Ich habe es sehr genossen, Celehars Perspektive zu verfolgen und mich überraschend oft amüsiert, wenn der arme Geistliche einen möglichst taktvollen Weg finden musste, um eine Information zu übermitteln, oder wenn er sich mit anderen Würdenträgern herumschlagen muss, obwohl er doch einfach nur seinen Job erledigen wollte. Und obwohl es im Laufe der Handlungen zu Morden, Ghul-Angriffen, Explosionen und ähnlichen Dingen kommt, liest sich die Geschichte sehr entspannt, weil sich Katherine Addison vor allem auf das Innenleben ihres Protagonisten und all die kleinen Dinge, die er über die Personen um sich herum rausfindet, konzentriert. Die Tatsache, dass ich von Anfang an Celehar so sehr ins Herz geschlossen habe, hat dafür gesorgt, dass ich selbst bei den eher gemächlichen Passagen mit voller Konzentration dabei war, weil ich nicht nur neugierig auf die Ergebnisse seiner Ermittelungen, sondern auf seine persönliche Reaktion darauf war. Ich fand es schön mitzuverfolgen, wie er im Laufe des Romans ein wenig Frieden mit den Ereignissen aus seiner Vergangenheit schließt und wie er zaghaft neue Freundschaften knüpft.

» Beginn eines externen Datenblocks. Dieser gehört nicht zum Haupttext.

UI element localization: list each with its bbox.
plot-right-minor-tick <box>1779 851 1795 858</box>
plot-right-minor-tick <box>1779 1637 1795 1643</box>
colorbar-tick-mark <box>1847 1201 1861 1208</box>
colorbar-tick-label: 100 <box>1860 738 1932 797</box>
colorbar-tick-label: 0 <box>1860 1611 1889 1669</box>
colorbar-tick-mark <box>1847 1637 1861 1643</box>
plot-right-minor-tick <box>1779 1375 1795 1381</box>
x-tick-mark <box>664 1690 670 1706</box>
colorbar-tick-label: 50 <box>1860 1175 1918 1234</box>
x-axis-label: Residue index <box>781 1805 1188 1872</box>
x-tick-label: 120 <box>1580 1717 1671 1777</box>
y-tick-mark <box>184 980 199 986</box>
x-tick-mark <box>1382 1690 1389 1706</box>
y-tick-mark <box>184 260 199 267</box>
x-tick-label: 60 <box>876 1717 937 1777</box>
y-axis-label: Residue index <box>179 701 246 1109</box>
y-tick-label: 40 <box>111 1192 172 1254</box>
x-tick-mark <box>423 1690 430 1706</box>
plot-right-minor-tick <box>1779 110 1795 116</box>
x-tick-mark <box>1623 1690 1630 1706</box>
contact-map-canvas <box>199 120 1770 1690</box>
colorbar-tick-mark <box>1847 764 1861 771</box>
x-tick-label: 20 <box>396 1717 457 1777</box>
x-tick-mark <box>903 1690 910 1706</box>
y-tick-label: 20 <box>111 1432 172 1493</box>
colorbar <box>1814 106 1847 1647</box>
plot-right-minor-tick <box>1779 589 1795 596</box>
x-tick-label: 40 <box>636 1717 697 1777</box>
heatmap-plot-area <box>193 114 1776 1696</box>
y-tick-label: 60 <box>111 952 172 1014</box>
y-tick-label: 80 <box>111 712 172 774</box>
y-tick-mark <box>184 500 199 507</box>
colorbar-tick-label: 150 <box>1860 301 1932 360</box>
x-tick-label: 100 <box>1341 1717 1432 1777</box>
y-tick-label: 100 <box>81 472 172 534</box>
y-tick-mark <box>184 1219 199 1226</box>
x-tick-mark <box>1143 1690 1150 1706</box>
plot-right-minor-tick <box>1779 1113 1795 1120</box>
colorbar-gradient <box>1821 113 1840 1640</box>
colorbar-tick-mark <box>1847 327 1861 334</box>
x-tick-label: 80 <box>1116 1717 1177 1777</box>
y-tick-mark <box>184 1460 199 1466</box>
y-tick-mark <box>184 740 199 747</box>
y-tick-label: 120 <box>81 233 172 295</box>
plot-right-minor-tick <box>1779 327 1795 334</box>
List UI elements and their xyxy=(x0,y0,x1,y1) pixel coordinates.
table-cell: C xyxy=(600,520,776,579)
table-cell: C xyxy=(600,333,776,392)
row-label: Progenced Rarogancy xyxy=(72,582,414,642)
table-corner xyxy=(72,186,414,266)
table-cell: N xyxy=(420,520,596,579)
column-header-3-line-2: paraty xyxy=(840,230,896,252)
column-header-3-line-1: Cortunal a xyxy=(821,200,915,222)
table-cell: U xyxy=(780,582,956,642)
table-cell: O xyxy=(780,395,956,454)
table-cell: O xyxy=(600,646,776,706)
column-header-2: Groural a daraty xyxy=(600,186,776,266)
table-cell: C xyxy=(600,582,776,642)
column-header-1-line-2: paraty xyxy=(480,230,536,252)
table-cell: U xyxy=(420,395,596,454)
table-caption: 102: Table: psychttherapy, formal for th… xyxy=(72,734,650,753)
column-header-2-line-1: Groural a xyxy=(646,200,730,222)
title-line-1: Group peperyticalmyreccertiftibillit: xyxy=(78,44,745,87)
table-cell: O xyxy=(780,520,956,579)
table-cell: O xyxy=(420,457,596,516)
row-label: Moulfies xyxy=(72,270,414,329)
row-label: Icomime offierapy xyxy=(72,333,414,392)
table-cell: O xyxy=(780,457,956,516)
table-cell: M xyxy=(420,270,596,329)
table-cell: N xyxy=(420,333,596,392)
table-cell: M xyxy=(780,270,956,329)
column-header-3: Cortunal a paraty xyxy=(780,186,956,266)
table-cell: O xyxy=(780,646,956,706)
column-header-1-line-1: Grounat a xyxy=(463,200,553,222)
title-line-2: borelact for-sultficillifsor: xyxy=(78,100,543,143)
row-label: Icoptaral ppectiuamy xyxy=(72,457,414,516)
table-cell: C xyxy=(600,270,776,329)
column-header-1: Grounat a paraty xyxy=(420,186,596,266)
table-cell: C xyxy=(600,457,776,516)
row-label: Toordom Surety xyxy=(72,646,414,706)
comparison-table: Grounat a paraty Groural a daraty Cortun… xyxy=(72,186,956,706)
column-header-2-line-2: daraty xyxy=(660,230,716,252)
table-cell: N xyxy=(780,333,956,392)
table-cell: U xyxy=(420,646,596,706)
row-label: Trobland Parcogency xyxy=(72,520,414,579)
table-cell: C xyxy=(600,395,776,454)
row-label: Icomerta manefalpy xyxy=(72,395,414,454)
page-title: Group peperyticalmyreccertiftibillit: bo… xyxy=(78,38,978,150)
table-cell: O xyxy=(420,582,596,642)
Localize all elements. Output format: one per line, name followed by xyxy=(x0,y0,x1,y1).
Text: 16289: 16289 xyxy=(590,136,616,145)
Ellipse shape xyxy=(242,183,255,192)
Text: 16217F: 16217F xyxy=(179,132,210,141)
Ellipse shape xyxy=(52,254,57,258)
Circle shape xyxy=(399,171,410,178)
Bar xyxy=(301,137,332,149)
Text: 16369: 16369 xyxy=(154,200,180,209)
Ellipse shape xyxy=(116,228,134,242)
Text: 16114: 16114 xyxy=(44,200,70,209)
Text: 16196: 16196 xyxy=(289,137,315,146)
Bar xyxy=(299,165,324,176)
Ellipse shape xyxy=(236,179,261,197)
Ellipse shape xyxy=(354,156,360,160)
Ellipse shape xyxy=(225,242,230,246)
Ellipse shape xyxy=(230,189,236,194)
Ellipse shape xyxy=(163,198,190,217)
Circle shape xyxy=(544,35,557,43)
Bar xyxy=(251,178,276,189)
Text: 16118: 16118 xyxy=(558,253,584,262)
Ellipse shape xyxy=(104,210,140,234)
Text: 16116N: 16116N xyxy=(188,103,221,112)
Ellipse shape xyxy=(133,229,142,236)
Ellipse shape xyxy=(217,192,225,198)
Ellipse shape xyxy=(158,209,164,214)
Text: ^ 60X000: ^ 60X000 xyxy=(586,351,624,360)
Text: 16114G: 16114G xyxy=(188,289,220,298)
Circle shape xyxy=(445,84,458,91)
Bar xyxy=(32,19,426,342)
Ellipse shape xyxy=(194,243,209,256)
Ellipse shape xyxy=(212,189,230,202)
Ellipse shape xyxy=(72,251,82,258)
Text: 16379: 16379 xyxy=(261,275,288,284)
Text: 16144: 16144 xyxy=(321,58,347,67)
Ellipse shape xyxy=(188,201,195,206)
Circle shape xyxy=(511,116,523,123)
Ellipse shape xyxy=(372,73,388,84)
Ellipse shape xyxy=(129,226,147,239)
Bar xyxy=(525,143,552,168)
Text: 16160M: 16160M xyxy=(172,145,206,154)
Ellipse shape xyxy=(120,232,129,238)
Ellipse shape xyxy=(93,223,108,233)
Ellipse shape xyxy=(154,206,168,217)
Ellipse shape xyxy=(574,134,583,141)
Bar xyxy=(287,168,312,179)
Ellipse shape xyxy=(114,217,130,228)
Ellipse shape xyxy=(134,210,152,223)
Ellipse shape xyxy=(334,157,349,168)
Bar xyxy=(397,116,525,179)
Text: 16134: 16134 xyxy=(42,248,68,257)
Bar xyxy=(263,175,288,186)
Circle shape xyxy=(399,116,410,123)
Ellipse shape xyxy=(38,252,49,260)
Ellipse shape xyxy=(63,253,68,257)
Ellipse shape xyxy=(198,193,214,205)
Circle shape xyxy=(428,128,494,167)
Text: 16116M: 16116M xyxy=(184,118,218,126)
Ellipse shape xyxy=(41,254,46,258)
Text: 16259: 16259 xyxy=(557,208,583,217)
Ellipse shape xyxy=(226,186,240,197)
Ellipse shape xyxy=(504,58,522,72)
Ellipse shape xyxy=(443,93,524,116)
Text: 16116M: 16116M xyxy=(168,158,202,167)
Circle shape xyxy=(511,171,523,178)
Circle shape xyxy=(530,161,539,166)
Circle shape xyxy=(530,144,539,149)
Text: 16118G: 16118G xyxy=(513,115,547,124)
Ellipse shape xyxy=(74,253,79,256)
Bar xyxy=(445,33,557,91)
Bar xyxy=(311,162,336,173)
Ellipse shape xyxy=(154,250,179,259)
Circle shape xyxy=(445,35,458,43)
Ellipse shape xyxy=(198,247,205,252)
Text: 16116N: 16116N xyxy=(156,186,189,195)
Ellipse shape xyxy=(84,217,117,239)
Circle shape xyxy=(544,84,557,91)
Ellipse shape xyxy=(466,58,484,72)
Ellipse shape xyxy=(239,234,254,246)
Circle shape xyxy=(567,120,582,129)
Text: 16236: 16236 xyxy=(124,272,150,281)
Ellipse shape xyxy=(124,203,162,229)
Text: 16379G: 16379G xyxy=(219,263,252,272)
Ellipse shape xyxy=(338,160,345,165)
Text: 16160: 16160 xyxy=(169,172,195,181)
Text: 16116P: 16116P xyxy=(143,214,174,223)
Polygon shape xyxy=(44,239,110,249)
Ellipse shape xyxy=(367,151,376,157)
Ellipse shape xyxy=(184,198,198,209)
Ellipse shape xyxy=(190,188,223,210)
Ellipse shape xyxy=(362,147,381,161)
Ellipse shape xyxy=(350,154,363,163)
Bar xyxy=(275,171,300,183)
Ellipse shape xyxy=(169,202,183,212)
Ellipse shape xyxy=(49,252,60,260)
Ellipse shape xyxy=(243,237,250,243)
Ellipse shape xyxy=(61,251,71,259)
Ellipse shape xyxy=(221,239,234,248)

Außerdem bin ich weiterhin fasziniert von der Welt, die die Autorin rund um ihre Elven und Goblins geschaffen hat, auch wenn mich auch dieses Mal das Problem mit den unterschiedlichen Anreden für die verschiedenen Personen fertiggemacht hat. Es ist nicht gerade einfach, bei einer solch großen Gruppe von Charakteren den Überblick zu behalten, wenn die Anreden davon abhängen, in welchem Verhältnis die miteinander sprechenden Personen stehen, welches Statusgefälle eine Rolle spielt oder ob die Figuren sich gerade privat oder in ihrer offiziellen Funktion miteinander unterhalten. Aber da es sich schon bei „The Goblin Emperor“ bewährt hat, wenn ich mir da keinen Stress gemacht habe und einfach darauf wartete, dass mir die folgenden Absätze schon erklären werden, welcher Charakter da gerade mit dem Protagonisten redet, habe ich das auch dieses Mal einfach hingenommen. In der Regel klappte das auch ganz gut – was aber auch daran lag, dass ich „The Witness for the Dead“ so sehr mochte, dass ich den Roman wirklich zügig gelesen habe. Am Ende ist es mir überraschend schwer gefallen, Celehar und seine Welt zu verlassen – weshalb ich direkt im Anschluss zu „The Grief of Stones“ gegriffen habe.